We are not yet Ready for Superbabies

The discourse on genetically modified babies once again rose as the CRISPR-Cas9 Technology won the Nobel Prize 2020 for Chemistry on October 7. Despite the success of CRISPR-Cas9 technology in removing unwanted DNA in test trials involving bacteria, plants, and animals, scientists are still too far from safely engineering the genetics of human embryos wherein the gene-editing technology could offer more harm than a fix to the embryos.

HOW CRISPR-Cas9 WORKS

An enzyme called Cas9, originally observed in bacteria, is responsible for cutting DNA at a targeted location. Using RNA molecules namely CRISPR RNA (cRNA) and trans-activating cRNA (tracrRNA) which are synthesized in the laboratory, the enzyme cleaves the DNA at the targeted location where the unwanted DNA is placed. The RNA molecules serve as the “guide” directing the Cas9 enzyme to the target DNA. Once the unwanted DNA is removed, the cells repair the break in the sequence using available DNA. If no other DNA material is available, cells either join the two cut ends, which can disrupt the function of the gene, or a new gene is injected to replace the deleted DNA and repair the sequence.

The CRISPR-Cas 9 and the RNA are injected into the donor DNA. In most experiments, cells grown in Petri dishes, and mouse embryos were used as donor DNA and observed under a microscope.

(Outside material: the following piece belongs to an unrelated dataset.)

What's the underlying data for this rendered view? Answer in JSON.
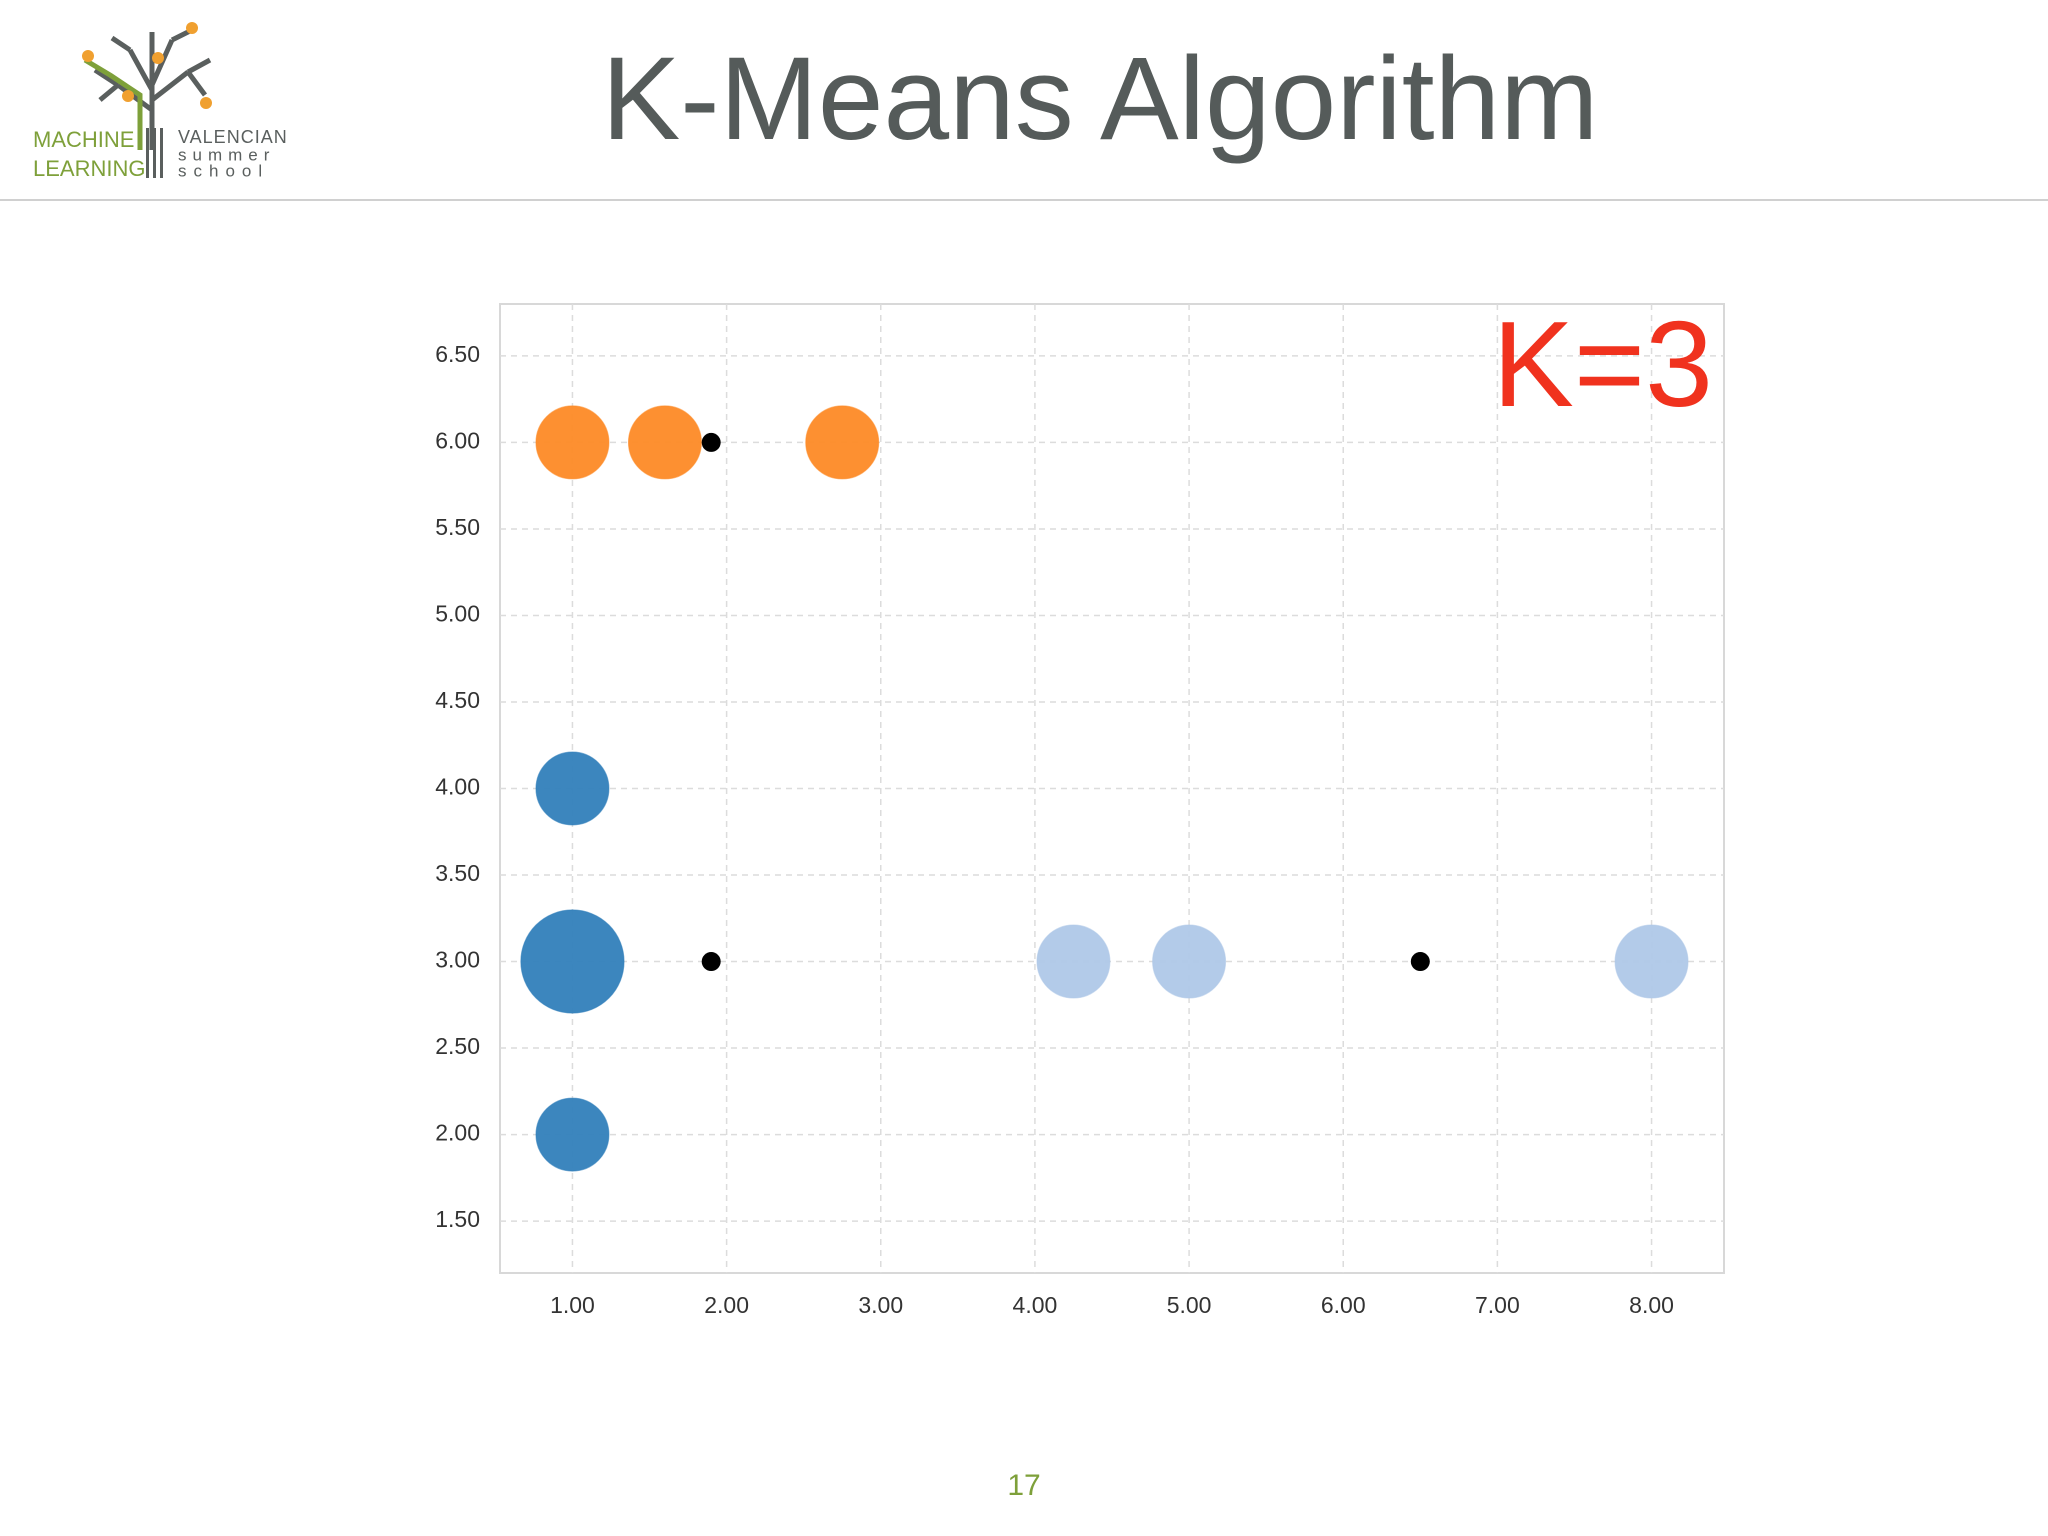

Since its discovery in 2012, numerous researches from yeast to cows have reported success in gene-editing using CRISPR technology.

RISKS TO ABNORMALITIES

Mishaps on a newly developed genetic editing would not be surprising at all. Deletion of DNA results in chromosomal loss which can develop into Mosaicism. Mosaicism is a condition described with possession of two or more genetically different sets of cells. This condition can cause genetic disorders such as Klinefelter syndrome, Klippel-Trenaunay syndrome, Mosaic Down Syndrome, Turner syndrome, etc.

Aside from the chromosomal loss, off-target edits or unintended genetic modification in one of the regions of a human’s genome could also occur. This could lead to multiple genetic mutations that we are unfamiliar with and thus, treating diseases caused by these foreign genetic mutations would be more difficult.

INSUFFICIENT LABORATORY RESEARCHES

Even though research on CRISPR technology presents success in plants and some animals, scientists are not ready to proceed with clinical trials for human embryos gene modification. Clinical trials using CRISPR technology to combat cancer cells and other diseases have just started. One of the first clinical trials, led by researchers at the University of Pennsylvania, utilized CRISPR technology to boost cancer-fighting immune cells called T cells and were participated by three volunteers, of which two possess multiple myeloma and one with sarcoma. Although after 9 months since the experiment was conducted and the three patients experienced no harmful side effects, the progression of their cancer did not slow down. Scientists still lack sufficient data and research that could support the effectiveness of the CRISPR method and thus would be unsafe to experiment with a human embryo who could grow and live with genetic abnormalities and anomalies caused by the CRISPR method.

Another group of researchers at Columbia University experimented with 40 embryos from healthy egg donors and a sperm donor who has a gene mutation causing blindness. The aim of the research was to fix the aforementioned gene mutation, however, results show loss of the chromosome carrying the mutation.

“If our results had been known two years ago, I doubt that anyone would have gone ahead,” said Dieter Egli, a biologist leading the research who also agrees that safe gene-editing in embryos is still far.

ETHICAL REVIEW and FUTURE OF GENE MODIFICATION

The ethics of this whole process however is still being debated. While it can be used to treat genetic disorders, it can also be possible to edit the physical characteristics of a child. This wide range of possibilities can be discriminatory against those individuals with genetic characteristics that may not necessarily be life-threatening. With this technology, the eye color, skin color, or hair type and color can easily be edited, and an improved memory recall or an ideal skeletal-muscular frame for athleticism can easily be granted to a child. Doing so can be interpreted as infringing the human rights of the baby who cannot yet make decisions based on their own free will.

The ability to manipulate the genetic code of human embryos is especially promising in disease control and prenatal diagnosis, but this ability is coupled with social and ethical repercussions that can reflect well into the future. Ultimately, the concept of designer babies is proof of the potential of CRISPR-Cas9 in medicine and scientific research, but the ethics of the whole process still remain unaddressed.